I've been seeing this one for at least a month, perhaps longer. The price has been static at $400, it seems like you usually start to see them start to creep down after a few weeks.


----------



## Dabbler (Jan 17, 2020)

I sold mine for 65$.  Near perfect condition -  that's about right.


----------



## DavidR8 (Jan 17, 2020)

Dabbler said:


> I sold mine for 65$. Near perfect condition - that's about right.



Speaking of... 


Sent from my iPhone using Tapatalk


----------



## middle.road (Jan 18, 2020)

Always wanted on for my Logan, I never saw one get below $150, and that's (20) years of casual looking.
$65 was one heck of a bargain, IMO.


----------



## Grinderman (Jan 18, 2020)

Aaron_W said:


> I've been seeing this one for at least a month, perhaps longer. The price has been static at $400, it seems like you usually start to see them start to creep down after a few weeks.


There was a “rare” atlas micrometer carriage stop on ebay for $220 plus shipping awhile back. I laughed out loud.

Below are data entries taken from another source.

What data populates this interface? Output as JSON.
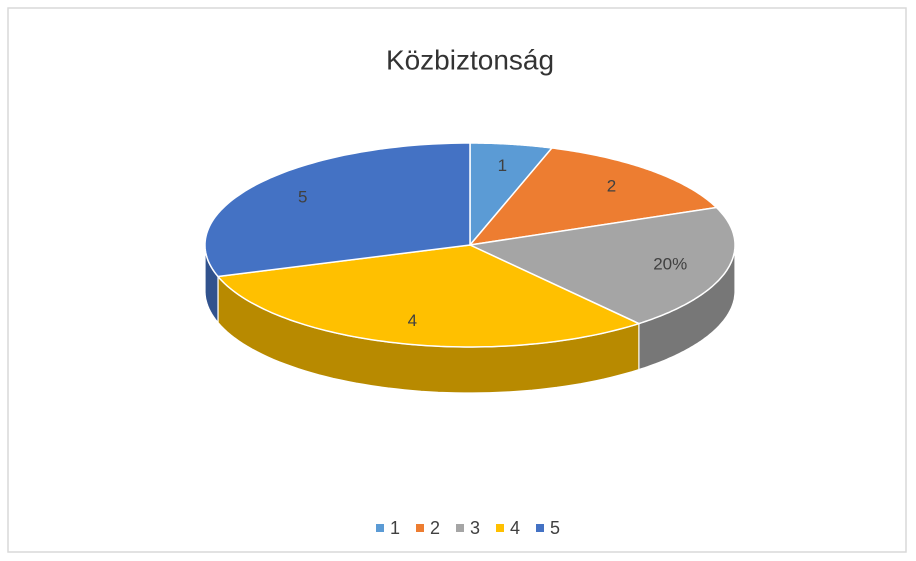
{
  "chart_data": {
    "type": "pie3d",
    "title": "Közbiztonság",
    "categories": [
      "1",
      "2",
      "3",
      "4",
      "5"
    ],
    "values": [
      5,
      14,
      20,
      31,
      30
    ],
    "value_labels": {
      "2": "20%"
    },
    "colors": [
      "#5b9bd5",
      "#ed7d31",
      "#a5a5a5",
      "#ffc000",
      "#4472c4"
    ],
    "legend": "bottom"
  }
}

Now I think it’s down to $190 +.Hopefully nobody buys these things and the sellers get the message.


----------



## Latinrascalrg1 (Jan 18, 2020)

Wow this is the cheapest example of one ive ever seen for sale!  Theres someone in my area that has been trying to sell one for $495 (I believe) that seems to refuses to reduce to a lower price for at least a year now that ive seen it listed!


----------



## Dabbler (Jan 18, 2020)

Those prices are for collectors.  A reasonable price for a good mic stop is 100$  new.


----------



## Grinderman (Jan 18, 2020)

Latinrascalrg1 said:


> Wow this is the cheapest example of one ive ever seen for sale!  Theres someone in my area that has been trying to sell one for $495 (I believe) that seems to refuses to reduce to a lower price for at least a year now that ive seen it listed!


I paid $150 for mine about a year ago and thought that was way too much. I only paid $200 for the whole running lathe about 3 yrs ago.


----------



## Ulma Doctor (Jan 18, 2020)

often, accessories are more expensive than the machine


----------